А затем… написал мне «покаянное» письмо. Только удивительной, барнетовской добротой и отходчивостью могли быть продиктованы эти строки:
«Дорогой Юра! Пишу вам, пишу, телеграфирую – как в пропасть. Если рассердились на меня, то прошу вас – простите. Если бы меньше любил Вас – меньше и разозлился…»
Письмо завершалось все тем же заклинанием – «ЮРА НЕ ПЕЙ!!!»
… Та, последняя ночь Мастера была тяжкой, муторной, беспросветной. И оборвалась она нелепо, не достойно «одержимого жаждою творить».
– Э-эх… Не сладил Василич с бедой… – размазывая по сухим, морщинистым щекам кулаком слезы, причитал Михеич, ночной сторож, отставной майор (жил Барнет в Риге в правительственном охраняемом доме).
– Как же это так… За что бога позлобил, мил человек… Жить тебе да жить…
Так нелепо, недостойно ушел из жизни могучий художник. Ушел «не сладив с бедой».
Прожил Барнет свою бурную, неоднозначную жизнь неисправимым бунтарем и закончил ее «бунтом».
Хоронили Мастера «буднично», без почестей.
Бунтарей на Руси издавна не миловали…
* * *
Страшно ВСПОМНИТЬ» – так, обычно, начинали свой рассказ о встречах со Сталиным:
Михаил Чиаурели:
… Случилось это осенью сорок седьмого. Впрочем все по порядку.
Семьи Джугашвили и Чиаурели дружили многими поколениями. Это, собственно, и определило отношение ко мне Иосифа Виссарионовича. Сталин не скрывал своего расположения ко мне, интереса к моему творчеству…
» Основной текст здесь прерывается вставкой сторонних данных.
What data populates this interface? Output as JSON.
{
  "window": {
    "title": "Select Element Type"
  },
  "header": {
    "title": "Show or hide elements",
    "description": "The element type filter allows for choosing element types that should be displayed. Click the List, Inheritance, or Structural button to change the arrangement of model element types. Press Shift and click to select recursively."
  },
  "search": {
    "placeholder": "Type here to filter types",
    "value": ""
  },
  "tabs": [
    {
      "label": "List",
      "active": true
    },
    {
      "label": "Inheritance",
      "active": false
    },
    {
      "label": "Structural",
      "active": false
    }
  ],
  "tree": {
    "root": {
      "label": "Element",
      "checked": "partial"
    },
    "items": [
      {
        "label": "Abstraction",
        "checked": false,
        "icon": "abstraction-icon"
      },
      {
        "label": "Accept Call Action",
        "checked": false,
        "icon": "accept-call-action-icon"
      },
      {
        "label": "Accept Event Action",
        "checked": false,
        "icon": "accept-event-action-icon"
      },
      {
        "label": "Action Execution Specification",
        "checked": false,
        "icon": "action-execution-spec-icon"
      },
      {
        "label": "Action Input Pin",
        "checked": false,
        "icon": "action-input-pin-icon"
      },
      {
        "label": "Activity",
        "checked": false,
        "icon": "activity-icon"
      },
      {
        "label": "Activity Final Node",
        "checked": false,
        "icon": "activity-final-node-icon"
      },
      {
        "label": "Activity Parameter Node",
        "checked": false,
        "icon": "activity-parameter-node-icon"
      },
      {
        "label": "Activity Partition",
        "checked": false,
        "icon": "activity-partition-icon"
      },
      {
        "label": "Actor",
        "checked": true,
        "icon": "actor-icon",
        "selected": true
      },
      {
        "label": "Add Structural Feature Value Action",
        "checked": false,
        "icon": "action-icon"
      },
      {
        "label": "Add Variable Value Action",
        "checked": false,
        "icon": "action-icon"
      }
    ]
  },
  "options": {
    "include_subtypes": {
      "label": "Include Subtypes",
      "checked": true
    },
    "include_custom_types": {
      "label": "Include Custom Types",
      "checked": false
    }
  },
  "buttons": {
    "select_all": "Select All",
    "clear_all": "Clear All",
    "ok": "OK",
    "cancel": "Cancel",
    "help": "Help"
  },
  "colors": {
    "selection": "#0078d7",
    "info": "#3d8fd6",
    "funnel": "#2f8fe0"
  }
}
Приезжая в Москву (жил я тогда в Тбилиси), я бывал в Кремле, на «Ближней даче» – участвовал в застольях вождя, пил с ним «Напареули», играл в шахматы…
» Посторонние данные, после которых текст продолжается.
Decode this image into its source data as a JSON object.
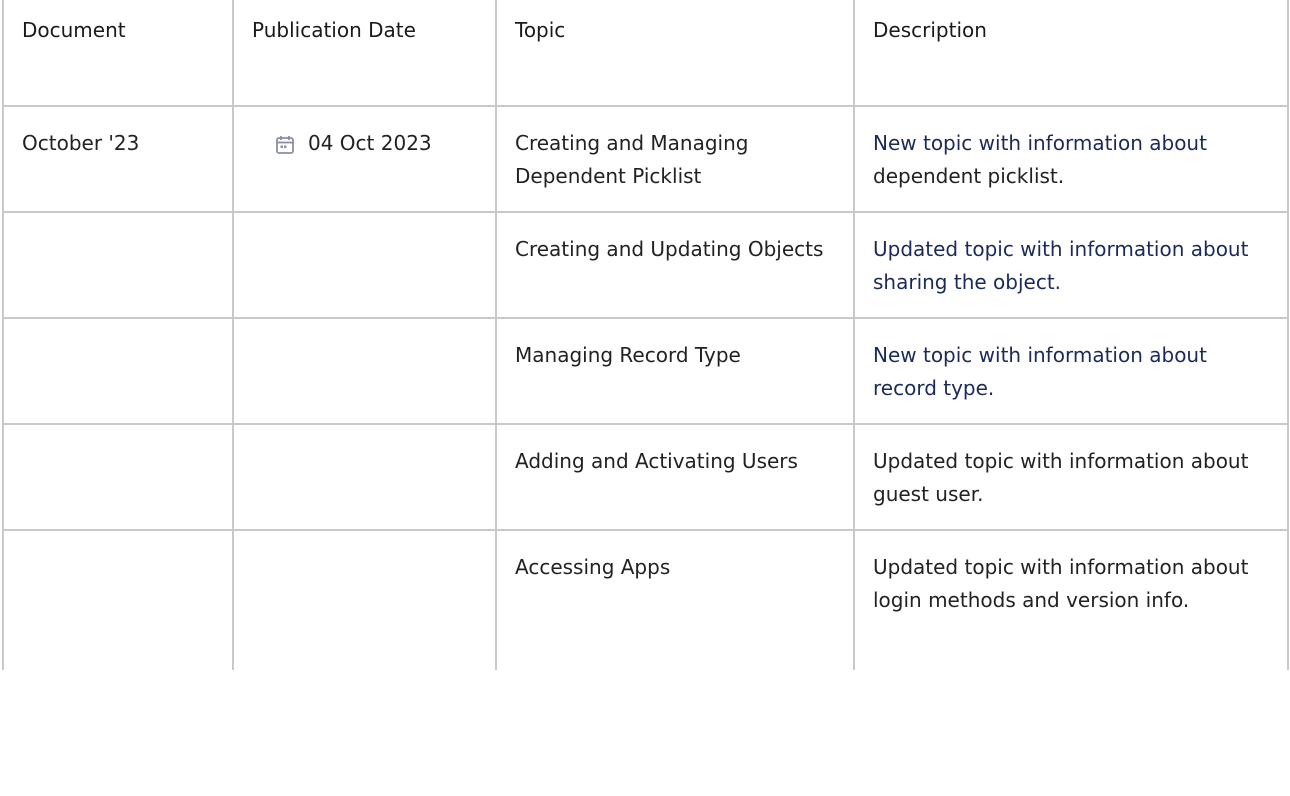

Так продолжалось несколько лет.
В сорок пятом Сталин подарил мне свой портрет, выполненный известным фотографом Моисеем Напельбаумом с дарственной надписью:
«Мише. Верю тебе. Ценю твой талант. И. Сталин.»
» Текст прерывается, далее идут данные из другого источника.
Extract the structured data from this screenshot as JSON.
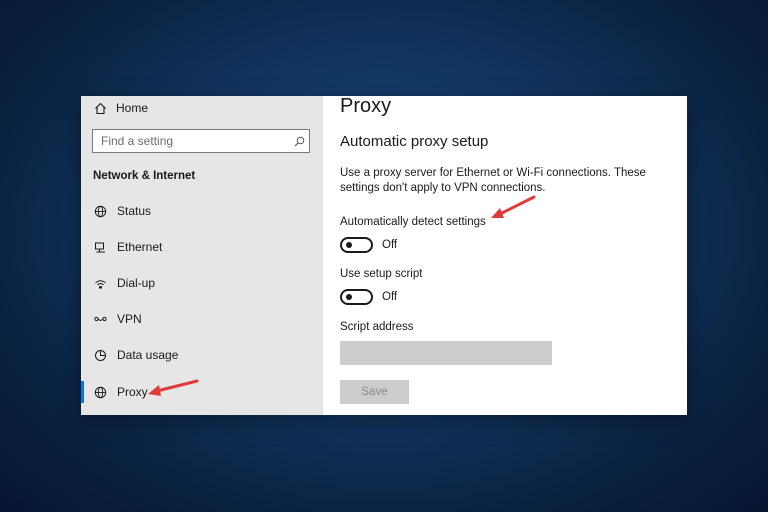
{
  "sidebar": {
    "home_label": "Home",
    "search_placeholder": "Find a setting",
    "section_title": "Network & Internet",
    "items": [
      {
        "label": "Status",
        "icon": "globe-status-icon"
      },
      {
        "label": "Ethernet",
        "icon": "ethernet-icon"
      },
      {
        "label": "Dial-up",
        "icon": "dial-up-icon"
      },
      {
        "label": "VPN",
        "icon": "vpn-icon"
      },
      {
        "label": "Data usage",
        "icon": "data-usage-icon"
      },
      {
        "label": "Proxy",
        "icon": "globe-icon",
        "active": true
      }
    ]
  },
  "content": {
    "title": "Proxy",
    "subtitle": "Automatic proxy setup",
    "description": "Use a proxy server for Ethernet or Wi-Fi connections. These settings don't apply to VPN connections.",
    "auto_detect": {
      "label": "Automatically detect settings",
      "state": "Off"
    },
    "setup_script": {
      "label": "Use setup script",
      "state": "Off"
    },
    "script_address": {
      "label": "Script address",
      "value": ""
    },
    "save_label": "Save"
  },
  "colors": {
    "accent": "#0078d7",
    "arrow": "#e03a3a",
    "sidebar_bg": "#e6e6e6"
  }
}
Были, правда, и «омрачающие» наши отношения ситуации:
Я все еще жил в Тбилиси. Как-то оказавшись в Москве я позвонил Поскребышеву и попросил организовать мне встречу со Сталиным. Работал я тогда над сценарием «Клятвы» и частенько пользовался «директивными» советами вождя.
Сталин пригласил меня отобедать с ним на «Ближней». Приглашение на дачу считалось проявлением особого расположения хозяина к гостю.
Встретил меня Иосиф Виссарионович в саду:
– Почему ты один? А где Верико?
Сталин имел ввиду жену мою – артистку Верико Анджапаридзе. Я решил отшутиться (как выяснилось – неудачно).
– Иосиф Виссарионович, какой дурак ездит в Тулу со своим самоваром.
Сталин нахмурился:
– Мой дом не Тула, Верико – не самовар… Приедет жена, тогда и приходите.
Сталин резко развернулся и быстрыми шагами направился к даче.
Или, вот еще:
После премьеры «Клятвы» Сталин пригласил меня и Михаила Геловани к себе.
У Геловани возникла «идея»:
– А что если я поеду к Иосифу Виссарионовну в его костюме и гриме?. . Это, пожалуй, позабавит вождя.
Сказано-сделано.
Увидев этот маскарад, Сталин помрачнел:
– За одним столом вполне достаточно одного Сталина,
– и обращаясь к генералу Власику, резко сказал. – Отвезите этого шутника в гостиницу и хорошенько отмойте. Чиаурели вам поможет.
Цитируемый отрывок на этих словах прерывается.